Pochodne wskazują na duży ruch

Podpisanie przez USA i Chiny umowy pierwszej fazy uzgodnień handlowych nie wywołało reakcji rynków finansowych na zasadzie „kupuj oczekiwania, sprzedawaj fakty”. Albo raczej: nie wywołała reakcji, która odzwierciedliłaby się w dynamicznej zmianie cen aktywów finansowych. Nadzieje na poważny pozytywny wpływ tej umowy dźwigały ceny instrumentów o większym ryzyku już od kilku miesięcy. Teraz więc chyba trudno będzie oczekiwać, aby mógł to być istotny czynnik wspierający dalsze zwyżki kursów.
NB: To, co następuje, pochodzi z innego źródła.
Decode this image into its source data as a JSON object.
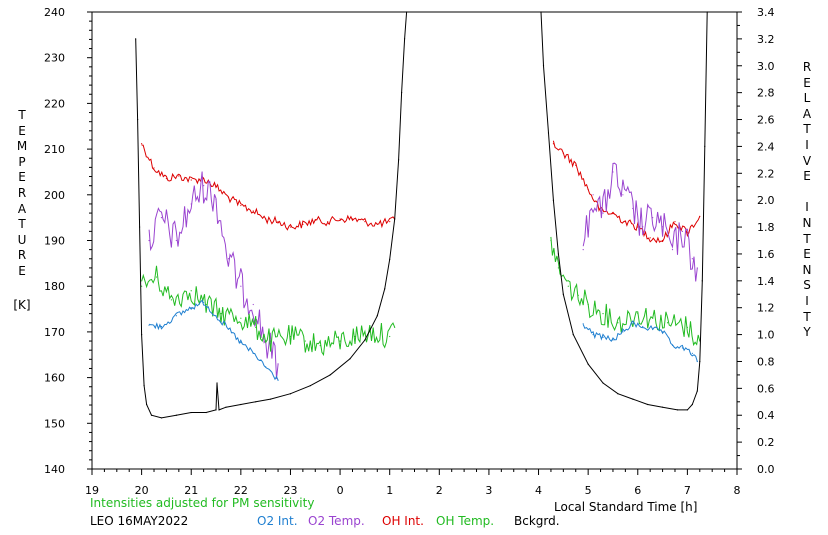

Trzeba będzie na dalszą część roku poszukać innych filarów hossy na Wall Street.

 

Jednym z takich optymistycznych sygnałów ekonomicznych może okazać się stosunkowo wstrzemięźliwa w 2019 r.  postawa inwestorów co do zakupów akcji amerykańskich spółek. Ciekawe, bo przekrojowe dane dotyczące zachowania inwestycyjnego poszczególnych grup swoich klientów opublikował Bank of America. Mimo pokaźnych wzrostów kursów w pierwszym i ostatnim kwartale ubiegłego roku generalnie inwestorzy indywidulani więcej pieniędzy wycofali z rynku niż wpłacili. Średnio wypływ netto kapitału z rynku akcji dla tej grupy wyniósł nieco ponad 0,5 mld USD tygodniowo. Instytucje finansowe i fundusze hedgingowe zakończyły cały rok ze zrównoważonymi napływami i wypływami środków, chociaż w końcu 2019 r. to one zdecydowanie kupowały akcje. Skąd więc te wzrosty cen? Ponownie kluczową rolę odegrał skup akcji własnych, chociaż w znacznie niższej wielkości niż w roku poprzednim. Korporacje będące klientami banku w ubiegłym roku średnio kupowały netto akcje o wartości 1,7 mld USD tygodniowo.

 

Również ankiety nastrojów inwestycyjnych Amerykańskiego Stowarzyszenia Inwestorów Indywidualnych nie wykazują jakichś hurraoptymistycznych wartości, ponieważ grupa „byków” stanowi zaledwie 37%, czyli minimalnie mniej od wieloletniej średniej. Skoro indywidualni inwestorzy nie kupowali w ubiegłym roku i są sceptyczni nawet teraz, to może za miesiąc-dwa zaczną gonić niewykorzystane okazje na Wall Street. Z kolei analitycy instytucji finansowych uważają, że prawdopodobnie słabsze wyniki amerykańskich spółek za IV kwartał 2019 r. (mediana oczekiwań wskazuje na średni spadek zysków o około 0,7% r/r)  nie będą zaskoczeniem, a rynek skupi się raczej na pozytywnych prognozach wyższych zysków na 2020 r.

 

Pesymiści z kolei wskazują na sukcesywne kumulowanie się czynników ryzyka dla Wall Street, bo takie wydarzenia, jak podpisanie umowy pierwszej fazy, czy deeskalacja konfliktu USA-Iran, zapewniają – według nich – tylko krótkotrwałą chwiejną i kruchą równowagę. A spadek zmienności w pobliże kilkunastomiesięcznych minimów przy jednoczesnym biciu rekordów na Wall Street, to wymarzone miejsce do rozpoczęcia poważniejszej korekty spadkowej.

 

Zdanie są mocno podzielone co do kierunku ruchu. Ale poważny wzrost w ostatnich kilku dniach liczby opcji out of the money na indeks S&P500 – i to zarówno put, jak i call – sugeruje rosnące oczekiwania co do większego zakresu zmian cen akcji amerykańskich. Dla porównania: w godzinach szczytu napięcia między Iranem a USA na początku bieżącego roku obrót tymi opcjami nie odbiegał od średniego w ostatnich miesiącach.